LIGO discovers gravitational waves
A friend of mine, a theoretical physicist, has been telling me for over 30 years that we will never discover a magnetic monopole, proton decay – or the graviton. So far, he appears to have been correct, but now scientists at LIGO have detected a gravitational wave that resulted from the collision and amalgamation of 2 black holes. The news was so exciting that the server at Physical Review Letters supposedly crashed earlier today. I got a copy of the article but, as Shakespeare might have put it, much of it was written in Greek. The 2 graphs, shown in the Times article, look mighty convincing, though.

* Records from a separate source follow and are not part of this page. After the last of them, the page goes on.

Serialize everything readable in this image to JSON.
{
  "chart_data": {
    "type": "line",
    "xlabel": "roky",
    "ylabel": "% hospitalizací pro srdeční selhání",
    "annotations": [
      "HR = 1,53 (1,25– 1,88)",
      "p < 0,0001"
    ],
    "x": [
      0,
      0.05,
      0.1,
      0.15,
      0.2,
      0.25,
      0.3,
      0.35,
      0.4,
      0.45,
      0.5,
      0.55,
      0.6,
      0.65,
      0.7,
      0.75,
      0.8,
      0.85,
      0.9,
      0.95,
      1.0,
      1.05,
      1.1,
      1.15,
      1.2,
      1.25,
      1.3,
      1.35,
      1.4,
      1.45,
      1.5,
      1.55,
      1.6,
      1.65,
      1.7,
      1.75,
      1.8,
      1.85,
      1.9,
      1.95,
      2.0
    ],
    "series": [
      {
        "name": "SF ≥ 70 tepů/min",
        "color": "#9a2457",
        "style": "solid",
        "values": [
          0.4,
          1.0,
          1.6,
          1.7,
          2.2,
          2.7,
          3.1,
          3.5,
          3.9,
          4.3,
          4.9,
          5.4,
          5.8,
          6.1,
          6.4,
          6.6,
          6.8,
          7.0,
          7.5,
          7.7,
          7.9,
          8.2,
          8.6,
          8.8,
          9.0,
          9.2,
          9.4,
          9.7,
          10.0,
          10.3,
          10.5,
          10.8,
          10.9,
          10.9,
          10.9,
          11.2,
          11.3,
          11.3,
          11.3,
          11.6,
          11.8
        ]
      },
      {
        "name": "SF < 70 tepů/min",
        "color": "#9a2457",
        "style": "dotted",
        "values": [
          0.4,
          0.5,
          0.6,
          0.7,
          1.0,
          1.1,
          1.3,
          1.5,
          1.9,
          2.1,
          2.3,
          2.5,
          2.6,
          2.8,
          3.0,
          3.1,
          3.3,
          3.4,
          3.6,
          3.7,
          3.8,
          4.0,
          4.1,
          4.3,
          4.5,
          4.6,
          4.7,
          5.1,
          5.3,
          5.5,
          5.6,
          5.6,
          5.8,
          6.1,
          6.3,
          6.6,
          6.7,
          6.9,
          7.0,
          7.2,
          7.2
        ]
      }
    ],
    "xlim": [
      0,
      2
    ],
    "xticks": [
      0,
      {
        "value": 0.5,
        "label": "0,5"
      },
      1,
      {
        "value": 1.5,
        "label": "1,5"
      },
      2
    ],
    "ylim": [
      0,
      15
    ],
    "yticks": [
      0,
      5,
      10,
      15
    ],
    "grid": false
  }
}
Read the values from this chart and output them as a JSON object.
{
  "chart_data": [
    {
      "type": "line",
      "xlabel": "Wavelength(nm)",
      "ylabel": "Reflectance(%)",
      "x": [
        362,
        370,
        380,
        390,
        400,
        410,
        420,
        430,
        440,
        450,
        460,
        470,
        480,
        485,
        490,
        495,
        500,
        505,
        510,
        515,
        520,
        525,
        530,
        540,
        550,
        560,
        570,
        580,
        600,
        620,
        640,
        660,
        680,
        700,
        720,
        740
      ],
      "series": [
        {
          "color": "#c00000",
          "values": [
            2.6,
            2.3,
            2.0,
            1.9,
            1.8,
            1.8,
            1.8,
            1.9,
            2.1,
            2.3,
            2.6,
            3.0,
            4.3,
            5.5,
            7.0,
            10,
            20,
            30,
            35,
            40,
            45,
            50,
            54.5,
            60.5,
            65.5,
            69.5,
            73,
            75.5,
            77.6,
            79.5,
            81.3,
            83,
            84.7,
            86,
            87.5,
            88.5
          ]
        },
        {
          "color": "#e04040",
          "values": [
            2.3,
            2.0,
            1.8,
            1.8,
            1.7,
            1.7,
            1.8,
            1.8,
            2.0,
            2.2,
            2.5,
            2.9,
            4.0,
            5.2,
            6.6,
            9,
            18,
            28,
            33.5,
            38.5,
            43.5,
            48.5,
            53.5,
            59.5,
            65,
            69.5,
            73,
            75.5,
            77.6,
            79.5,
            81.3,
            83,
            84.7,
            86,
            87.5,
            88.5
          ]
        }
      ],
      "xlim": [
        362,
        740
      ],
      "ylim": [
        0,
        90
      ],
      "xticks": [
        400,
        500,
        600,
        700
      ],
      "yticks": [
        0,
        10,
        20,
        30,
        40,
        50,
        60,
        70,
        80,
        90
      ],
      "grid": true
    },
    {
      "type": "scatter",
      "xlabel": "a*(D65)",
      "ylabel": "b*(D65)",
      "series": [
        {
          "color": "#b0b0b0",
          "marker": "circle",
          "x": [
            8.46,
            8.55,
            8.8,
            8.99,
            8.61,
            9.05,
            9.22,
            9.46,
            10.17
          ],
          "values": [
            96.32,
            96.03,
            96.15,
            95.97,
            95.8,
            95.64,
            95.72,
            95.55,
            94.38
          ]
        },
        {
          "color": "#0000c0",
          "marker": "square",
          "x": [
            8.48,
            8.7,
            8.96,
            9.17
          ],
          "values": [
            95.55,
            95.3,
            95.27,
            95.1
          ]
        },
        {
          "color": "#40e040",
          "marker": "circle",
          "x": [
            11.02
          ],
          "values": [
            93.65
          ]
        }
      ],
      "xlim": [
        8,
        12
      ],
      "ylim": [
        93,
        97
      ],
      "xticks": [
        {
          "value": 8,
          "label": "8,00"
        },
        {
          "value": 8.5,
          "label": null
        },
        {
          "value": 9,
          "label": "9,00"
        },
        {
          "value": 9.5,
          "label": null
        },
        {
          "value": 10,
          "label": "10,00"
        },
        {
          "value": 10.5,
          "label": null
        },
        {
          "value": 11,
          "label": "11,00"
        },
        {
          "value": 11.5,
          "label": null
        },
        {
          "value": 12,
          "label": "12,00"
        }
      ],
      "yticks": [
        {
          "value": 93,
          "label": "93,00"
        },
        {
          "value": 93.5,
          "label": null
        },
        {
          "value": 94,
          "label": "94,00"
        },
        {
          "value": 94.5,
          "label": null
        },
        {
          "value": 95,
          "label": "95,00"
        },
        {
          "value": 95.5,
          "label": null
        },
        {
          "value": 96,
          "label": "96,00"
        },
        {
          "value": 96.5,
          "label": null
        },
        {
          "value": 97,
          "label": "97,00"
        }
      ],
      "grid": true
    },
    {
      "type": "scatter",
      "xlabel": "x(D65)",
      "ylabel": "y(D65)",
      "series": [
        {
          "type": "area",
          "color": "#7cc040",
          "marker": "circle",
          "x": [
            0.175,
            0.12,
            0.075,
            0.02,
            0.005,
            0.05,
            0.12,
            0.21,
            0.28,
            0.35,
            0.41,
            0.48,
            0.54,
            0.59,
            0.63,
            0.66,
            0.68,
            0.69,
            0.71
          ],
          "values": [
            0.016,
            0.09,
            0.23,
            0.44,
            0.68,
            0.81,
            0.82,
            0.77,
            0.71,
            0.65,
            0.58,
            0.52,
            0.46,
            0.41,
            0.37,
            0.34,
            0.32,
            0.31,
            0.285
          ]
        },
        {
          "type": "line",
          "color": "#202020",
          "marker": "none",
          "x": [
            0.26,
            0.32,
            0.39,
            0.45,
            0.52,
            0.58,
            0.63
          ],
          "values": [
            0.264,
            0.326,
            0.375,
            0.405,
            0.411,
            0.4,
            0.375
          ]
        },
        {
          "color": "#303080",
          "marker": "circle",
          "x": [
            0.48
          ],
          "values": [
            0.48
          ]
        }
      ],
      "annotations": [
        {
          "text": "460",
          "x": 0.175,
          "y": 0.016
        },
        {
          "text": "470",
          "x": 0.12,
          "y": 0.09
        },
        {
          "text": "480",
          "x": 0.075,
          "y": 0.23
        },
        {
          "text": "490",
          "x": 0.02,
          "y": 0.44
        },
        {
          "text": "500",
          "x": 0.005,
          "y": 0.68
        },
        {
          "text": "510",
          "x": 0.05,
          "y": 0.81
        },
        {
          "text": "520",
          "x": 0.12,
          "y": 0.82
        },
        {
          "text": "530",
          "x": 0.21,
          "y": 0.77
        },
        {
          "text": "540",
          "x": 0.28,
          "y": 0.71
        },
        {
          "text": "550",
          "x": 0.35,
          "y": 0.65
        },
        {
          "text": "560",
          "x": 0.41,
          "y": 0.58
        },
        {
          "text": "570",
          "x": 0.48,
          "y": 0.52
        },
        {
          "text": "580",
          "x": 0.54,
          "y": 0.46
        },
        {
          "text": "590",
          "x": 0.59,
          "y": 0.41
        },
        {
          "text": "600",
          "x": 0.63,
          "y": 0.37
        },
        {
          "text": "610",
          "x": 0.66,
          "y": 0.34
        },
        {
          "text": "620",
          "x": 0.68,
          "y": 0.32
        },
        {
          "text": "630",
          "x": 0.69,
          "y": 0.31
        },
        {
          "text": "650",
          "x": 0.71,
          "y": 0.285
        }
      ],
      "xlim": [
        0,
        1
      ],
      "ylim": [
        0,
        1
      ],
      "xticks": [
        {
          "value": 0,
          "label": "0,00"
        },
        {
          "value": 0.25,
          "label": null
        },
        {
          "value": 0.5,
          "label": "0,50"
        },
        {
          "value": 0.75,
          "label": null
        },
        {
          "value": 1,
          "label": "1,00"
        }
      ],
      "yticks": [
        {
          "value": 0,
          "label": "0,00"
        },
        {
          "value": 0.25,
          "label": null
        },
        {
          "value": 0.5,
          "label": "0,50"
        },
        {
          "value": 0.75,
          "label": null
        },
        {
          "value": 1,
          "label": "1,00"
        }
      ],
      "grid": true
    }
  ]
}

The graviton, if it exists, is the quantized particle that carries the gravitational field, much as the photon carries the electromagnetic field. I am not, alas, a theoretical physicist, so I do not know whether a gravitational wave necessarily implies a graviton. Unless I am mistaken, any classical (nonrelativistic) wave such as an electromagnetic wave or even a sound wave can be quantized, but I have no idea whether a (relativistic) gravity wave can necessarily be quantized. Perhaps some reader can shed light on the question.
In the meantime, I give my friend a tentative score of 2.5/3: No one has yet definitively discovered a magnetic monopole, and the lifetime of the proton has not been definitively measured.
Like a commenter on an earlier thread, I am very curious indeed to hear the creationists’ reaction to this stunning news.